# Now for a little light hearted humor !!!



## Fatenhappy (Jun 23, 2009)

Now the weather is getting hot, whats your opinion of the best ice cream available in DXB and where do we buy it !!!   :clap2:


----------



## Asma_dxb (Mar 24, 2010)

Cold Stone 

It's available almost everywhere. Mall of the emirates. Dubai mall. Atlantis 

Fave flavor: Peanut butter perfection with french vanilla (extra reese chocolate, extra peanut butter)= HEAVEN

aaah just the thought of it makes my mouth water


----------



## Dannysigma (Feb 22, 2009)

I'm a sucker for Marble Slab and Cold Stone. Second (and third) best ice cream I've had, after Cadwalladrs in Wales. Am more than willing to make it my personal project to try out everybody else's recommendations though


----------



## Muhannad (Mar 22, 2010)

Mac Flurry with Oreos ! Favorite since 2001 

Favourite steakhouse/ order? Or am I hijacking your thread faten?


----------



## |James| (Dec 23, 2009)

MacFlurry ? ewwwwwwwwwwwwwwwwwwwwwwwwwwwwwwwwwwwww

no wait

ewwwwwwwwwwwwwwwwwwwwwwwwwwwwwwwwwwwww fu****G eeeeeeeeeeeeeeeeeeeewwwwwwwwwwwwwwwwwwwwwwwwwwwwwwwwwwwwwwwwwwwwwwwwwwwwwwwwwwwwwwwwwwwwwwwwwwwwwwwwwwwwwwwwwwwwwwwwwwwwwwwwwwwwwwwwwwwwwwwwwwwwwwwwwwwwwwwwwwwwwwwwwwwwwwwwwwwwwwwwwwwwwwwwwww


----------



## Jynxgirl (Nov 27, 2009)

All the ice cream I get here, is just off a bit. I think maybe its because of the milk? Can not put my finger on it, but its just a bit off.


----------



## Fatenhappy (Jun 23, 2009)

Hey Jynx ..... have had ice cream in both Dallas and Fort Worth up until last year before coming over here .... which I believe is your old stompin' ground .... so whats your favorite back home ..... surely there's something here that hits the spot ...


----------



## oh! (Feb 24, 2010)

Haagen Dasz Belgian Chocolate and Dark Chocolate from the ice cream shop next to Magnolias in Bloomingdales


----------



## Andy Capp (Oct 5, 2008)

Strangely enough, Ben & Jerries Phish Phood. Well I do like sushi.....


----------



## Elphaba (Jan 24, 2008)

Amateurs! 

After several years of extensive study of this subject in Dubai, I can assure you that the best ice creams are:

*Wafi Gourmet* - made in house and natural fruit flavours (best in Wafi Centre, although they also have a branch in Dubai Mall)

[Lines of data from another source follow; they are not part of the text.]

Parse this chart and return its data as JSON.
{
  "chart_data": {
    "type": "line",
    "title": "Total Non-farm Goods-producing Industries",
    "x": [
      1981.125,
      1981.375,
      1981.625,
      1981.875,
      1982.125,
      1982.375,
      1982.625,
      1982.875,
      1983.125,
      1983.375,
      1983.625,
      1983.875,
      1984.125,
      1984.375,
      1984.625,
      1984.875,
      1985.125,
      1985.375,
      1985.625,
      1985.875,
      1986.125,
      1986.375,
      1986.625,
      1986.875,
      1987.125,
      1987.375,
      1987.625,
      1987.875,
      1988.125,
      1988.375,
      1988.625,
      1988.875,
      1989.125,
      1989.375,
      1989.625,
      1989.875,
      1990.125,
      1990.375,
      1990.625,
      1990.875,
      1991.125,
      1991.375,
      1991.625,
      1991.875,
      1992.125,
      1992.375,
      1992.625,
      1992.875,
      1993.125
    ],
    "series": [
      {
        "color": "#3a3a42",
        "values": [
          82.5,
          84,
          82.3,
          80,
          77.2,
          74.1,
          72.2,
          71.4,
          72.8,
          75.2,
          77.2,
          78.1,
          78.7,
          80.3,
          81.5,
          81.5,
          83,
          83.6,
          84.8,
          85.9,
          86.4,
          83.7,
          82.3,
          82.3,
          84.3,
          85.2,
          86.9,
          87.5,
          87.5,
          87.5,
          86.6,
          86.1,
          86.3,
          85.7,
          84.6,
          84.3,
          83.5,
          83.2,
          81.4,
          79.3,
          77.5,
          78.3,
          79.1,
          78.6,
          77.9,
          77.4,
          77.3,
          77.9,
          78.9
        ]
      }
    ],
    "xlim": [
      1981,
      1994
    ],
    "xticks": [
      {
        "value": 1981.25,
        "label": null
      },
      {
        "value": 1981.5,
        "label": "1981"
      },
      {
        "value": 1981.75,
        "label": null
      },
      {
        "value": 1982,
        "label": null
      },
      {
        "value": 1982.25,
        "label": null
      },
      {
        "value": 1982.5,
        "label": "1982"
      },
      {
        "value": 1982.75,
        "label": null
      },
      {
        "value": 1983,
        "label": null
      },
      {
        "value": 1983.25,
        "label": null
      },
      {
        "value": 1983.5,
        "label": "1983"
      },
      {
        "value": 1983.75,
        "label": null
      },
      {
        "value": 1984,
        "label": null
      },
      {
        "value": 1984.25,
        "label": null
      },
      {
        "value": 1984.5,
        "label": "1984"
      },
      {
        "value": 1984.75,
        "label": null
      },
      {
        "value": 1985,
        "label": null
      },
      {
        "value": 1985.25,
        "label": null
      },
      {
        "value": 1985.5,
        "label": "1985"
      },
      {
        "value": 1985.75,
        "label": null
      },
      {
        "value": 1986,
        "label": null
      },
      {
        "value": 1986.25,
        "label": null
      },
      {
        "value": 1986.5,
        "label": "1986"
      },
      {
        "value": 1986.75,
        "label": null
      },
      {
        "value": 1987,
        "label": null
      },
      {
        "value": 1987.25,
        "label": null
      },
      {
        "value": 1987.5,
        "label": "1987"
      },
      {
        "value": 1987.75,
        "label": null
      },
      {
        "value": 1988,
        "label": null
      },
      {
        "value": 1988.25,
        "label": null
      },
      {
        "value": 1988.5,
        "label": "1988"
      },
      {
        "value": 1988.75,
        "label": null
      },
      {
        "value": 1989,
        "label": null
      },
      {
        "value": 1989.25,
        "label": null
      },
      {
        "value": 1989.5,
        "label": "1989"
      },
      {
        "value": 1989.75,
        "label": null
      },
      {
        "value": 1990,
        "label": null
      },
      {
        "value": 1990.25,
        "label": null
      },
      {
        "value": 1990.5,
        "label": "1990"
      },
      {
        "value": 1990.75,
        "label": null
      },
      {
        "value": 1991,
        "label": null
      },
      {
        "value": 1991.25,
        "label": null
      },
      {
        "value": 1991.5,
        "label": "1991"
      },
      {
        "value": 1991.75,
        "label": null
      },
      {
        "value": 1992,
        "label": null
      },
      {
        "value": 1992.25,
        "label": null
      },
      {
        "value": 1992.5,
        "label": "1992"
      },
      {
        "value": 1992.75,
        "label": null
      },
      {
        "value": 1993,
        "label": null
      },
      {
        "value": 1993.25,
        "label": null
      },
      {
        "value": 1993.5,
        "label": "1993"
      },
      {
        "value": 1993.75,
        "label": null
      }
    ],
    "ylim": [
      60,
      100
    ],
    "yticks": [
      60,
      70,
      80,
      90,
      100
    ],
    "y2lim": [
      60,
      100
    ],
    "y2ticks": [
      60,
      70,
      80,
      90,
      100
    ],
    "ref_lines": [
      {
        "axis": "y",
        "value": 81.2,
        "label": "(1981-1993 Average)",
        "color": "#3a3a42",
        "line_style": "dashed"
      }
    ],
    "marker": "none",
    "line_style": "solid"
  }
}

*Morellis* - UK company. Has a stand in Dubai Mall (on ground floor, close to Wafi Gourmet). Their hazelnut & pistachio flavours are heavenly. I have already completed 2 loyaly cards!

Enjoy!! 

-


----------



## oh! (Feb 24, 2010)

Elphaba said:


> I have already completed 2 loyaly cards! -


Someone has a major sweet-tooth


----------



## Jynxgirl (Nov 27, 2009)

Fatenhappy said:


> Hey Jynx ..... have had ice cream in both Dallas and Fort Worth up until last year before coming over here .... which I believe is your old stompin' ground .... so whats your favorite back home ..... surely there's something here that hits the spot ...

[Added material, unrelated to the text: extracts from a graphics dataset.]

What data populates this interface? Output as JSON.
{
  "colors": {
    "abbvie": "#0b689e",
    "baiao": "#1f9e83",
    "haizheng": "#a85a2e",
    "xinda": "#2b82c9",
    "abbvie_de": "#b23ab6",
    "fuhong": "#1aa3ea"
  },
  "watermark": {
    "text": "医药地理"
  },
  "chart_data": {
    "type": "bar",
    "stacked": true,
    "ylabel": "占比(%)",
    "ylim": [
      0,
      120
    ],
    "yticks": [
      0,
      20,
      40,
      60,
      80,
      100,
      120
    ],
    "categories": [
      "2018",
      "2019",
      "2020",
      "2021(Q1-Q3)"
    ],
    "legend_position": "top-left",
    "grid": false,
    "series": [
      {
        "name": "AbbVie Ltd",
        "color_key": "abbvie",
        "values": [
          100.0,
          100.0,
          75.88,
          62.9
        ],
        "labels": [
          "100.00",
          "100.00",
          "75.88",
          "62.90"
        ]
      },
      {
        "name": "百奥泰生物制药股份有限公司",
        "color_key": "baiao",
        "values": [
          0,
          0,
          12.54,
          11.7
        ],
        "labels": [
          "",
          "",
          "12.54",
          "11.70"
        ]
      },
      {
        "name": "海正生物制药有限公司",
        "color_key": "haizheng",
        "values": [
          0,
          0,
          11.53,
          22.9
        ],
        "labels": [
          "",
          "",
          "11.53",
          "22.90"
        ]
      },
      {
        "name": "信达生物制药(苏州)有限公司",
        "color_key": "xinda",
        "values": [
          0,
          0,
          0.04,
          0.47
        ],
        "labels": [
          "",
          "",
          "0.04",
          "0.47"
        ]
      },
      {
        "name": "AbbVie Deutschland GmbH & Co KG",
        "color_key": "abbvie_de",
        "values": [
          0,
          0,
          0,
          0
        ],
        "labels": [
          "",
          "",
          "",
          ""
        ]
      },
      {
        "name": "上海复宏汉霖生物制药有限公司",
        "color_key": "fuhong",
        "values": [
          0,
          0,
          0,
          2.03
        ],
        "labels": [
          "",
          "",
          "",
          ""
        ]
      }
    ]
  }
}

There is a local creamery in my area in Texas that makes a cheesecake icecream. LOVE IT. 

Something is just differnt with the ice cream here. Even the 'home' big box ice creams do not taste quite right. They are not bad, but its just a different taste.


----------



## Fatenhappy (Jun 23, 2009)

Elphaba said:


> Amateurs!
> 
> After several years of extensive study of this subject in Dubai, I can assure you that the best ice creams are:
> 
> ...


Gotta have a fat attack on these toose! So yet to try !!! Yummo!


----------



## Dannysigma (Feb 22, 2009)

Fatenhappy said:


> Gotta have a fat attack on these toose! So yet to try !!! Yummo!


There is also a Wafi Gourmet in Festival City the other side of the little man-made canal bit.


----------